Bill Banning, Lexington County Council

Banning: Pipeline would bring bolster local economy

By BILL BANNING
Guest Columnist

I’ve heard it said, “Nothing diminishes anxiety faster than action.”

In South Carolina and across our great country, anxiety is running high. We are mired in a deep recession, with our national unemployment rate at or exceeding 9 percent for more than 2 1/2 years. Although December’s rate did dip to 8.6 percent, it was mostly because more Americans have simply given up looking for work, greatly tempering hope that a jobs revival will happen anytime soon.

That’s what makes President Obama’s decision to deny the permit of a pipeline that would transport oil from Canada down to gulf refineries in the United States all the more alarming. Essentially, in the weakest economy in generations, the president rejected the ultimate “shovel-ready” $7 billion project, one stretching across thousands of miles and expected to create some 20,000 new jobs.

The president’s decision strikes at the very heart of the Midlands. Michelin, for example, is one of the largest employers in Lexington County, and the earthmover tires made at its facility off of I-20 are sent directly to the oil sands in Alberta, Canada. Congressman Joe Wilson has met with additional suppliers tied to pipeline in Aiken County and beyond. This is a business relationship we want to grow, not hinder.

I am a longtime member of the Lexington County Council and a proud Republican, but I know that our Democratic partners in economic development in the Midlands are every bit as committed to bringing quality, high-paying jobs into our region. We work together because there is no partisan divide when it comes to good jobs. We all want a vibrant, productive work force and the high quality of life that is inherent in a community engaged in productivity and economic growth.

Even labor unions hungry for jobs, as well as President Obama’s own White House Jobs Council, and many Democrats in Congress are on record supporting the KXL pipeline.

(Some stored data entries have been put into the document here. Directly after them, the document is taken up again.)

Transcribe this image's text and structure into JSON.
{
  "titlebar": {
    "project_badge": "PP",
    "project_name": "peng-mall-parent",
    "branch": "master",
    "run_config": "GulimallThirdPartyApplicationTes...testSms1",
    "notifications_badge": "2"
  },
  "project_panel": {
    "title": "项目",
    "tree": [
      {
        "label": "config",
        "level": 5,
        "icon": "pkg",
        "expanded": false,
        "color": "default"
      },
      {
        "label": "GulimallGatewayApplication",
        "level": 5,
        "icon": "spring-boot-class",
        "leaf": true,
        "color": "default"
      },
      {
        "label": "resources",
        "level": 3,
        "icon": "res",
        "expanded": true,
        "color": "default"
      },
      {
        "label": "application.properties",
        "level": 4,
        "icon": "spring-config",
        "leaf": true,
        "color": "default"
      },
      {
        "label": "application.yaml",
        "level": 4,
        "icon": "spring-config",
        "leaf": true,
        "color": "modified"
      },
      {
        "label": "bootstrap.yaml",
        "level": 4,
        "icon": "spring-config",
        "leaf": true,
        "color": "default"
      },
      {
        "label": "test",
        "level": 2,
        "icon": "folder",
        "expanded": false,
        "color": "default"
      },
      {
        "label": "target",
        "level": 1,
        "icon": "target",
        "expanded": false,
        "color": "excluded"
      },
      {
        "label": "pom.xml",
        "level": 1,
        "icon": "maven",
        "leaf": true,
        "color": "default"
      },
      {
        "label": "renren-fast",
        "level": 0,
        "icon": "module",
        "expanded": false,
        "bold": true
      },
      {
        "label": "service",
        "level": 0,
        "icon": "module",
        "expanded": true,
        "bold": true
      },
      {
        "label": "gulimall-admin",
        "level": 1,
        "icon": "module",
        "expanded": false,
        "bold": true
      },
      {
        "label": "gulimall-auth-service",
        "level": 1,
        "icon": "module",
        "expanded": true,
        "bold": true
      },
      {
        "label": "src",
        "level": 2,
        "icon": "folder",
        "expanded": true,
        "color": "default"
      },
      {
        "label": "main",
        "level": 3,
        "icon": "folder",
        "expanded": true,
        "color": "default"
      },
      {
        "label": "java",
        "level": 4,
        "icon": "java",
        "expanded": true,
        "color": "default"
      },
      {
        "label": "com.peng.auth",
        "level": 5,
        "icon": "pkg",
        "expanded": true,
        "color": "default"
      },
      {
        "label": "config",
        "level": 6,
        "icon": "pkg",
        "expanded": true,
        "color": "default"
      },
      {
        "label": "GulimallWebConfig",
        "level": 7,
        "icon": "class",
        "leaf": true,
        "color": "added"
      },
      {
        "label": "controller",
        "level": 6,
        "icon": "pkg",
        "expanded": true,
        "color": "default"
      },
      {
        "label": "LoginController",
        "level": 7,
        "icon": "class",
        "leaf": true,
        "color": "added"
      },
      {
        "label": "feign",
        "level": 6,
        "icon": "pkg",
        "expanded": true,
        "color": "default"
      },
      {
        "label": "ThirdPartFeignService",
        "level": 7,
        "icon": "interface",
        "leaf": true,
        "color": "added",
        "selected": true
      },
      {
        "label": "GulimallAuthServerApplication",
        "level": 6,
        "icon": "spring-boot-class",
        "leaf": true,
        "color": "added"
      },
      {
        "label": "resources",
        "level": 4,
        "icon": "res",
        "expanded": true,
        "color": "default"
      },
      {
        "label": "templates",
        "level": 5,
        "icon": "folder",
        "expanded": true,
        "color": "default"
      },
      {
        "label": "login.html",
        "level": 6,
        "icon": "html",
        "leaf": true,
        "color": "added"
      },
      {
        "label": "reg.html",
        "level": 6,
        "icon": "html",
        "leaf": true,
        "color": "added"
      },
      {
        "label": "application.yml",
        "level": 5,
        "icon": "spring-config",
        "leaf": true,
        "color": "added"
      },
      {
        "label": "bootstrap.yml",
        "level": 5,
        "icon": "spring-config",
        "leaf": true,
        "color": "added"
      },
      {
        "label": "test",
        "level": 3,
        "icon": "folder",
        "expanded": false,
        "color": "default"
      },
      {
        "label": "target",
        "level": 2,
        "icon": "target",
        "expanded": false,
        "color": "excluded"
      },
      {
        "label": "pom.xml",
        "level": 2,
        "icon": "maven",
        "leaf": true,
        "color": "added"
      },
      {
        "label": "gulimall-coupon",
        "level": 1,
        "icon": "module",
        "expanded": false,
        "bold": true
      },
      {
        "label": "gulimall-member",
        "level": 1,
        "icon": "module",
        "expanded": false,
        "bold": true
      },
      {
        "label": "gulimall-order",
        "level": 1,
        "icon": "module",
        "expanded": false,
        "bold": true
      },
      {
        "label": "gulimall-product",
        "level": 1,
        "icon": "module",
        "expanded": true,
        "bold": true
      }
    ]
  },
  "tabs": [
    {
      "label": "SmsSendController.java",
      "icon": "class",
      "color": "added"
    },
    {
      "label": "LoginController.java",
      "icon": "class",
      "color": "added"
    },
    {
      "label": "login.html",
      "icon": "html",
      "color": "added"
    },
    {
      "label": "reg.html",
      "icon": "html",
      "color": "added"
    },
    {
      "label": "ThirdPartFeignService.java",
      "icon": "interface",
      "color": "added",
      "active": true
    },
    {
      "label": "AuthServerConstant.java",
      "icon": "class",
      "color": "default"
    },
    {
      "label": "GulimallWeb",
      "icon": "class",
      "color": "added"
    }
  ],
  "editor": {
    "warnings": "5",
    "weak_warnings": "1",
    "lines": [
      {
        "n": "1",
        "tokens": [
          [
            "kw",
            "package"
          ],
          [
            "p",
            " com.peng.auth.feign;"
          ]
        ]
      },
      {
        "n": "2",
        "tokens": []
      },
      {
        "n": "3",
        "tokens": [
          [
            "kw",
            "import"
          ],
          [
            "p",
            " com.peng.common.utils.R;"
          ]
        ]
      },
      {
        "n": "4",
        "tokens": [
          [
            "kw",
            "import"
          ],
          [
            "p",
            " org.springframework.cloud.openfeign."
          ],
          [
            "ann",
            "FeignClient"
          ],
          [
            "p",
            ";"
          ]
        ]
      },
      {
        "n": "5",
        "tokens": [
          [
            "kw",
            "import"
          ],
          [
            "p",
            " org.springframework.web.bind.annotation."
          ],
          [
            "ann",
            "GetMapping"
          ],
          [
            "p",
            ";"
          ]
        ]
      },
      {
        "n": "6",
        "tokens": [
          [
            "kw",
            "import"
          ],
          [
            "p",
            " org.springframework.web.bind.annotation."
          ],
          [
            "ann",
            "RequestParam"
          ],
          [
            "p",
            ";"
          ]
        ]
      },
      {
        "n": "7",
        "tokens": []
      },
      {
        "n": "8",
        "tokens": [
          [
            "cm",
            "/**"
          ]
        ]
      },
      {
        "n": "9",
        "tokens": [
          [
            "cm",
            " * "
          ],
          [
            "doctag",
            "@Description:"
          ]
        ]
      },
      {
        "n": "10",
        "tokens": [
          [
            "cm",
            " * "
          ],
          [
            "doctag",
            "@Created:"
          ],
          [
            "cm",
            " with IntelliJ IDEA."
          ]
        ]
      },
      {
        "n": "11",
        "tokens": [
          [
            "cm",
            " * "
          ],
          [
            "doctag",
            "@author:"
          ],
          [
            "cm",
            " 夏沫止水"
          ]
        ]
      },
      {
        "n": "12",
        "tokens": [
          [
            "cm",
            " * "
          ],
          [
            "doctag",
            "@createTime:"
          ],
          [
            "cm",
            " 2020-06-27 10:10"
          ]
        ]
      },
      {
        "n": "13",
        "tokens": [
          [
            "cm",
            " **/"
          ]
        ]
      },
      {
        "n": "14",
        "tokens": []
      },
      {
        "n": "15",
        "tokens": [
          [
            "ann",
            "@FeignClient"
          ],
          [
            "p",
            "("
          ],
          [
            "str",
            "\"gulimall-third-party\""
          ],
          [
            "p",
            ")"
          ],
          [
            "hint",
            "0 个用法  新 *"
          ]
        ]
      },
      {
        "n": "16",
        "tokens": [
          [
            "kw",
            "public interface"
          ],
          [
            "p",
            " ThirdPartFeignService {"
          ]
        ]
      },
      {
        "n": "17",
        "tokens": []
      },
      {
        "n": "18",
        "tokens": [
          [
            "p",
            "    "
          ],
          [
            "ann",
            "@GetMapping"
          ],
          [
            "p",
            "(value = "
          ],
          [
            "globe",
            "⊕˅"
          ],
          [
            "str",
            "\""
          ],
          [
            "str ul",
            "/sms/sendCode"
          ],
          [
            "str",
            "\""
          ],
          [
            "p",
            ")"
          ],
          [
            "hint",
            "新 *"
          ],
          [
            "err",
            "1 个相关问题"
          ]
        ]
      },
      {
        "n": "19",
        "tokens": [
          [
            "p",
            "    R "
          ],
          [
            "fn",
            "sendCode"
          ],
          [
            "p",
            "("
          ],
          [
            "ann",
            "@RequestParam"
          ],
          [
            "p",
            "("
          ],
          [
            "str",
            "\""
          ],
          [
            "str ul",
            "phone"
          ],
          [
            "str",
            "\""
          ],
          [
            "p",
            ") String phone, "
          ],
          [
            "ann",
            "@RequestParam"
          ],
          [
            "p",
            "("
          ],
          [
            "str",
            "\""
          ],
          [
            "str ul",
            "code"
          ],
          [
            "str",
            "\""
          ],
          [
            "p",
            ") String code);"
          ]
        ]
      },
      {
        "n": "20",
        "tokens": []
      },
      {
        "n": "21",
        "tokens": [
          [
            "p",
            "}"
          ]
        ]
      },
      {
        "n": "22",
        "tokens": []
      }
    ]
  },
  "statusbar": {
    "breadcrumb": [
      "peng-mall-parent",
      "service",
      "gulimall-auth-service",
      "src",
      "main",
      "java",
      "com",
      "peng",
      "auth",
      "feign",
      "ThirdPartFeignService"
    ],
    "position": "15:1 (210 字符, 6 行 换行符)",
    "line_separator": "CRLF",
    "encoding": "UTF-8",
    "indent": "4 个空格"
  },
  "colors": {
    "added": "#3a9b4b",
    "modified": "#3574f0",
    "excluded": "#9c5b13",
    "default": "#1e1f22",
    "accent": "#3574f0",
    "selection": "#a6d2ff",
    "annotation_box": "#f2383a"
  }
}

It should have been an easy decision to proceed with the pipeline, especially as the State Department had all but cleared it with an environmental impact statement concluding the pipeline would not cause harm.

But instead of clearing the path for immediate jobs, the president put up a roadblock, honoring the view of radical environmentalists whose ultimate goal is to ensure not the utmost safety and security of the project but the collapse of the oil and gas industries, and with them the American economy.

Members of the U.S. House and Senate on both sides of the aisle are in favor of this job creator. I applaud the Democrats who are standing up to the president when they know he has so clearly made the wrong call.

As chairman of council’s economic development committee, I spend time listening to job creators and leaders in manufacturing. It’s a fact that a reliable and cost-effective supply of energy and natural gas is critical for our local manufacturers to compete globally. The Canadian government is now clear that if America doesn’t approve the pipeline it will explore moving the oil to China, strengthening its economy at the expense of ours.

Meanwhile, Americans will continue to be anxious about the lack of good jobs in an anemic economy. We’ll worry about our national energy security and our reliance on oil from unstable nations. We’ll lament the fact that we could solve many of our energy and economic problems if we only acted.

We should be aggressively expanding access to domestic oil and gas both on- and off-shore and strengthening our energy partnership with Canada. Instead, we have a White House that has politically calculated that the best action is no action, and that despite a foundering economy, America can afford to wait.